The Little Gift by Stephen Volk
PS Publishing (March 2017)
80 pages; £12.00 hardcover; £20.00 signed edition
Reviewed by Gef Fox
If you live with a cat, you live with a natural born killer. Some prey on dangling bits of string, others go after bigger game. And if they like you, they’ll leave you one of their kills as a little gift. In Stephen Volk’s newest novella, it’s one of these little gifts from a family cat that sends the man of the house, our narrator, down a dark winding memory of an encounter with an alluring woman that shook him from his mundane moorings.
Our man’s life at first glance would appear to be right on track. He has a good job, a loving wife, two adorable little children, the house, the car, and even a little cottage for vacations. The whole shebang. And yet when he meets a woman at a company getaway whom he describes as “not outstandingly attractive,” he is enamored with her almost immediately. They talk, they flirt, and things gradually escalate from there until he’s not only contemplating a tryst, but a full-on affair.
Now, it may seem odd that a scene of feline carnage on the kitchen floor would serve as a catalyst for a tale of suburban infidelity, but Volk puts a long tale on this kite. There’s an almost devious way in which Volk pulls the rug out from under both his protagonist and his readers with this one. Before I was halfway done reading The Little Gift I was starting to wonder if I was actually reading the British equivalent to the American literary pastime of writing about upper-middle class divorce in the Hamptons. But it was the sinister undercurrent to the story that kept me going forward, and I’m glad I did because a disquieting realization comes to our narrator about himself and his affair in its aftermath.

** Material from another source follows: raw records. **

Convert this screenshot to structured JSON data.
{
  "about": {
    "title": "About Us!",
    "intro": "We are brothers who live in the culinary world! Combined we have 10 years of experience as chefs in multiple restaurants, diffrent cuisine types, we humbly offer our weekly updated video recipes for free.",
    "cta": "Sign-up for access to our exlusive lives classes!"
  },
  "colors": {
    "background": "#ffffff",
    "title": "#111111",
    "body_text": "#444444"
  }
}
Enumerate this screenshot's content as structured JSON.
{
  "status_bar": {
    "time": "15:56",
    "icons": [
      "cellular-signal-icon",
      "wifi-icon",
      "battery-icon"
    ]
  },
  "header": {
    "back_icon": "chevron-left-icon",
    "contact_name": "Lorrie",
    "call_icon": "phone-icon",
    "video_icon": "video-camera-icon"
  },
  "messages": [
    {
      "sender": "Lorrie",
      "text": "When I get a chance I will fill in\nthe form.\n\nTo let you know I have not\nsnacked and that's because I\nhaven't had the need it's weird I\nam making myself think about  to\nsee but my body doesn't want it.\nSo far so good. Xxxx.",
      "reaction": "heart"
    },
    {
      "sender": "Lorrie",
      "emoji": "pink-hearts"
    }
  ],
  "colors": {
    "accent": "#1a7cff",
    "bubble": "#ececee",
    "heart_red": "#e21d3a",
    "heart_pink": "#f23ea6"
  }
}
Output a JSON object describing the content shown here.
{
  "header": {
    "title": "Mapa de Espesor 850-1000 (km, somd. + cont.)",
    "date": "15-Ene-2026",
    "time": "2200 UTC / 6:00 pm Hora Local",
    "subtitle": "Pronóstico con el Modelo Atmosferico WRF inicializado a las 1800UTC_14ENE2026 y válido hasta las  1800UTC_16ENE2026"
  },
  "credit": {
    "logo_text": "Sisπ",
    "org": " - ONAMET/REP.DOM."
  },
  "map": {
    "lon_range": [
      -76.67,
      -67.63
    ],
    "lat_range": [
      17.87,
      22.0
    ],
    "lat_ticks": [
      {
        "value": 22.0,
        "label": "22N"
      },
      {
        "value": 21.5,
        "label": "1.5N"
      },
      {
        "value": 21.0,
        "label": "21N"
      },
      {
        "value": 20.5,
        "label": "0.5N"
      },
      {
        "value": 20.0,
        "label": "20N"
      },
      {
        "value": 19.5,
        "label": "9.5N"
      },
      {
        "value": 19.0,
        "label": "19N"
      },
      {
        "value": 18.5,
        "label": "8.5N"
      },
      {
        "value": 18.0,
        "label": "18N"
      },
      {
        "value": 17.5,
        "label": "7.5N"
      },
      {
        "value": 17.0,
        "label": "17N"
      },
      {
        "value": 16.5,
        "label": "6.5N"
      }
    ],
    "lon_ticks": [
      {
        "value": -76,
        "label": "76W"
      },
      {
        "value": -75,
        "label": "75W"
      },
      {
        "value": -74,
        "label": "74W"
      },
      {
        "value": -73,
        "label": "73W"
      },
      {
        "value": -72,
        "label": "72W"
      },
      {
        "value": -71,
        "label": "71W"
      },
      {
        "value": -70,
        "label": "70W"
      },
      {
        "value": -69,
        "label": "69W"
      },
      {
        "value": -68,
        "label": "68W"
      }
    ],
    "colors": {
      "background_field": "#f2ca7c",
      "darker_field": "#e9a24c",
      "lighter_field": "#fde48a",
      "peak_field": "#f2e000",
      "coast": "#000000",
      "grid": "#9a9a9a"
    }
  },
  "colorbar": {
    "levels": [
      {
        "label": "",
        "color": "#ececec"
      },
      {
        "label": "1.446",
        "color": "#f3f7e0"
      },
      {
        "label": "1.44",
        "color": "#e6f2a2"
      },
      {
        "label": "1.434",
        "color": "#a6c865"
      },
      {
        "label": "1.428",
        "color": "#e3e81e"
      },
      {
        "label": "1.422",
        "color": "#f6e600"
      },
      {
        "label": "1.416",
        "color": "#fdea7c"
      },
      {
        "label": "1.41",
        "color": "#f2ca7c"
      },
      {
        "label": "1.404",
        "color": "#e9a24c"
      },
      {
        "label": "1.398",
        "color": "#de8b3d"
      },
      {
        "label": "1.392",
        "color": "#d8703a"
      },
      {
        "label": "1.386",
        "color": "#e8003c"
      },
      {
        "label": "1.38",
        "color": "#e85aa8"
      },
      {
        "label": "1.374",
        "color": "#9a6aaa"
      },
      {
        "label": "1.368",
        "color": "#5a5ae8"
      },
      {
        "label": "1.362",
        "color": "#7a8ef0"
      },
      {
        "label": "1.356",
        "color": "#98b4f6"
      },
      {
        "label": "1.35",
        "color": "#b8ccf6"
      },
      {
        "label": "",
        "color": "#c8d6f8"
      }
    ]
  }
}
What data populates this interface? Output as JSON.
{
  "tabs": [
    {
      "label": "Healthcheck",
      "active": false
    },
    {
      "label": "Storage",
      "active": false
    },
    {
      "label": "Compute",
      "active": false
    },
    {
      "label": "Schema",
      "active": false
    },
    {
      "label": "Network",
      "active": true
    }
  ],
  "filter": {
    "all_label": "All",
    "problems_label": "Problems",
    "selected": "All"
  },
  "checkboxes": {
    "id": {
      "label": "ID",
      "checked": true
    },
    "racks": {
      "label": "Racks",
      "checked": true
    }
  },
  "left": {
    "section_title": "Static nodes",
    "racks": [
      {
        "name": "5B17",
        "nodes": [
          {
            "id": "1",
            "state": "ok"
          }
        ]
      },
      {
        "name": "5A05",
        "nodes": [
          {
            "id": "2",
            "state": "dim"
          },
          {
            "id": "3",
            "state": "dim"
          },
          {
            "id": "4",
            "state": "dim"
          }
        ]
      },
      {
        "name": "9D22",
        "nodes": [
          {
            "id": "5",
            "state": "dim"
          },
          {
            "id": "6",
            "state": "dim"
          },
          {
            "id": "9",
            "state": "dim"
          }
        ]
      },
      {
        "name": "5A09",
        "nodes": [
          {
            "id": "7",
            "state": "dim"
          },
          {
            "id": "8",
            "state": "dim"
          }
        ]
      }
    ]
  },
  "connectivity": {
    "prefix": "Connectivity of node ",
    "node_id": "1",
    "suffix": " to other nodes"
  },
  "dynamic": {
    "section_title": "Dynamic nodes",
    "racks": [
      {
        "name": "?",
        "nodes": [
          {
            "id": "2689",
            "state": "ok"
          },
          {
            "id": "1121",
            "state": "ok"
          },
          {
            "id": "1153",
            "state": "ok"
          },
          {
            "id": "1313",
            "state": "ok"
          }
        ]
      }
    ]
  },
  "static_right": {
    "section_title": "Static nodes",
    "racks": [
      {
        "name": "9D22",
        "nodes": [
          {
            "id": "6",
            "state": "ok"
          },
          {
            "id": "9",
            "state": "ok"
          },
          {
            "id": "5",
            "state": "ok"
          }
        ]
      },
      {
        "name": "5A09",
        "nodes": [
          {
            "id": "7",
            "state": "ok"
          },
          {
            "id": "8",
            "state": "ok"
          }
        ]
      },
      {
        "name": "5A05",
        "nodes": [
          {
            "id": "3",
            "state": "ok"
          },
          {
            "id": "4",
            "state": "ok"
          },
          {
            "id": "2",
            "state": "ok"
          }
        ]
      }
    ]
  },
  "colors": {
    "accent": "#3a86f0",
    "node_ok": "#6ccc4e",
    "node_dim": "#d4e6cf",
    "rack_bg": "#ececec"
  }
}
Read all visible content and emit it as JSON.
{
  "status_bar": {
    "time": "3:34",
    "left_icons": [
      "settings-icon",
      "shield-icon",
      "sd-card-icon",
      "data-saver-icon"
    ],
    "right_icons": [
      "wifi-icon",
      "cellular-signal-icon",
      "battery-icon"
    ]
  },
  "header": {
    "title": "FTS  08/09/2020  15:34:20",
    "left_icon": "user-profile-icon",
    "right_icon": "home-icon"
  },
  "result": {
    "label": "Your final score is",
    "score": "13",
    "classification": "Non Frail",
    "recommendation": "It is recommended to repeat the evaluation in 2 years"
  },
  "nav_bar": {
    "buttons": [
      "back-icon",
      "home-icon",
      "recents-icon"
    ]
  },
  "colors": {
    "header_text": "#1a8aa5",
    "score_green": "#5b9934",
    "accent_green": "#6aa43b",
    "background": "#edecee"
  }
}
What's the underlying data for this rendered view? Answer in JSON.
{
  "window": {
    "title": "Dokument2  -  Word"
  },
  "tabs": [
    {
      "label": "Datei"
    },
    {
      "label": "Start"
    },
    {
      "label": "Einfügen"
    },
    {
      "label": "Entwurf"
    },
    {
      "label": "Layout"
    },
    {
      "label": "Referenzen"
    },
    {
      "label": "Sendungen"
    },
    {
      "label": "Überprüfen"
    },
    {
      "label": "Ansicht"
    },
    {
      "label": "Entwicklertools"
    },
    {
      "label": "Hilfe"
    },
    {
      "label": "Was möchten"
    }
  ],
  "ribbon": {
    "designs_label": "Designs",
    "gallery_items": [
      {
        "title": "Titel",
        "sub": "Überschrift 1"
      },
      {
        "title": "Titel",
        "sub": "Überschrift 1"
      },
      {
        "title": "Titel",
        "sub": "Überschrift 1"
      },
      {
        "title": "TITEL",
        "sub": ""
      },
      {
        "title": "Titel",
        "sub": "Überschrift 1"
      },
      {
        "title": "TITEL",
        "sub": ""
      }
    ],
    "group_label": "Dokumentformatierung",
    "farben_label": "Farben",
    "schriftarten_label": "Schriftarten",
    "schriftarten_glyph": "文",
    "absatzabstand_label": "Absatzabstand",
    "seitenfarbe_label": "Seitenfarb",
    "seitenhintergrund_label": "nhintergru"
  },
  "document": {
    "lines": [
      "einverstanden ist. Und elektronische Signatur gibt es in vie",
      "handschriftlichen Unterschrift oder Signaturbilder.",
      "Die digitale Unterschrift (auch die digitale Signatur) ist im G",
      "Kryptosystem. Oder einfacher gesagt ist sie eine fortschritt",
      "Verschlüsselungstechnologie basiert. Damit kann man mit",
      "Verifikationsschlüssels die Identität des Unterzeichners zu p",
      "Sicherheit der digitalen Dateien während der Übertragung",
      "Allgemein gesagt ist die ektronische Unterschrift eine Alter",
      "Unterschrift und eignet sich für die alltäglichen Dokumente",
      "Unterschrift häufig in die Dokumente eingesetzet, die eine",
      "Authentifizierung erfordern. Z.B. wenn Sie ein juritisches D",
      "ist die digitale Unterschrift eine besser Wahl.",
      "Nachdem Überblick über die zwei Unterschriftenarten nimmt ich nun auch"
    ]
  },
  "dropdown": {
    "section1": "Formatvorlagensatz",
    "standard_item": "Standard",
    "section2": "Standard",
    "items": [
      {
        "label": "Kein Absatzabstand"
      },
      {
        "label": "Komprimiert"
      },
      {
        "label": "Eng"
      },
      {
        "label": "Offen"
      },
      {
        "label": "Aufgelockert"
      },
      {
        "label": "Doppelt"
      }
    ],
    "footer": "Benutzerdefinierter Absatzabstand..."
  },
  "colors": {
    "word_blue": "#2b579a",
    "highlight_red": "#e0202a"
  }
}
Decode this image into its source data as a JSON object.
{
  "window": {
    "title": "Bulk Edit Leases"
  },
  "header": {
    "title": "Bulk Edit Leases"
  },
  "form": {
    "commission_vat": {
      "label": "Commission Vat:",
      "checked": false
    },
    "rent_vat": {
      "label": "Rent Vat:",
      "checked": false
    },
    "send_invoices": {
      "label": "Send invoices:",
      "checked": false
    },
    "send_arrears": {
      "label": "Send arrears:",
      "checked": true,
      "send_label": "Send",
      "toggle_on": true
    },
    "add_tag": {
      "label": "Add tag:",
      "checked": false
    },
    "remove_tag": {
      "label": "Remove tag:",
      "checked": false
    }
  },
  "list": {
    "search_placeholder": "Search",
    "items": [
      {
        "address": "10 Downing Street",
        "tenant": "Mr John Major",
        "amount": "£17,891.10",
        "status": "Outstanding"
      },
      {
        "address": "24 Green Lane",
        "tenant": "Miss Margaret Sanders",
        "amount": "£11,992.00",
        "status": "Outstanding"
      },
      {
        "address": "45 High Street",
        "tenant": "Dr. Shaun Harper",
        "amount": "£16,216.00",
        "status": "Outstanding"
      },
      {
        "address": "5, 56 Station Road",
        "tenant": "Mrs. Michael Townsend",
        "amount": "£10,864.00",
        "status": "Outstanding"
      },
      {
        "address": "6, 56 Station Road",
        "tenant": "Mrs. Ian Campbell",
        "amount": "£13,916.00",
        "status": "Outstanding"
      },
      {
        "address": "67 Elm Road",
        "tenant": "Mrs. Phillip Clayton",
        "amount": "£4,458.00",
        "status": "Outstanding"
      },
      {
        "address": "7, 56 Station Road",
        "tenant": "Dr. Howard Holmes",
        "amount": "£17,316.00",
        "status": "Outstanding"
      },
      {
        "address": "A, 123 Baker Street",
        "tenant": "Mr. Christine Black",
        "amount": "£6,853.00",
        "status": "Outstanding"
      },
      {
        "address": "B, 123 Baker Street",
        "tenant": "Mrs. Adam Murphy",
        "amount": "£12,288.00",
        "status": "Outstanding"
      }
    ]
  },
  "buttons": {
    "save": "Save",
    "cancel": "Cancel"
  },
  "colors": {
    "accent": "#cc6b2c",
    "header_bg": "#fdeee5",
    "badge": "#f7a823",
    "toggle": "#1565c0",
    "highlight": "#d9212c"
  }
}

In the menagerie of quiet horror that has been written, The Little Gift is a church mouse. This kind of horror isn’t a jump scare or even mounting dread. It is a cold, hard look in the mirror for an ordinary man met with extraordinary circumstances. While I’d be inclined to recommend Volk’s Whitsable for newcomers to his work, The Little Gift is certainly worthwhile in seeing an author deftly weave an engaging story about what is at first glance merely a bored family man.
Given the synopsis I at first thought that was a cat eating a bird. An odd looking cat but a cat nonetheless. After staring at it some more though it actually reminds me of an armless statue akin to Venus de Milo.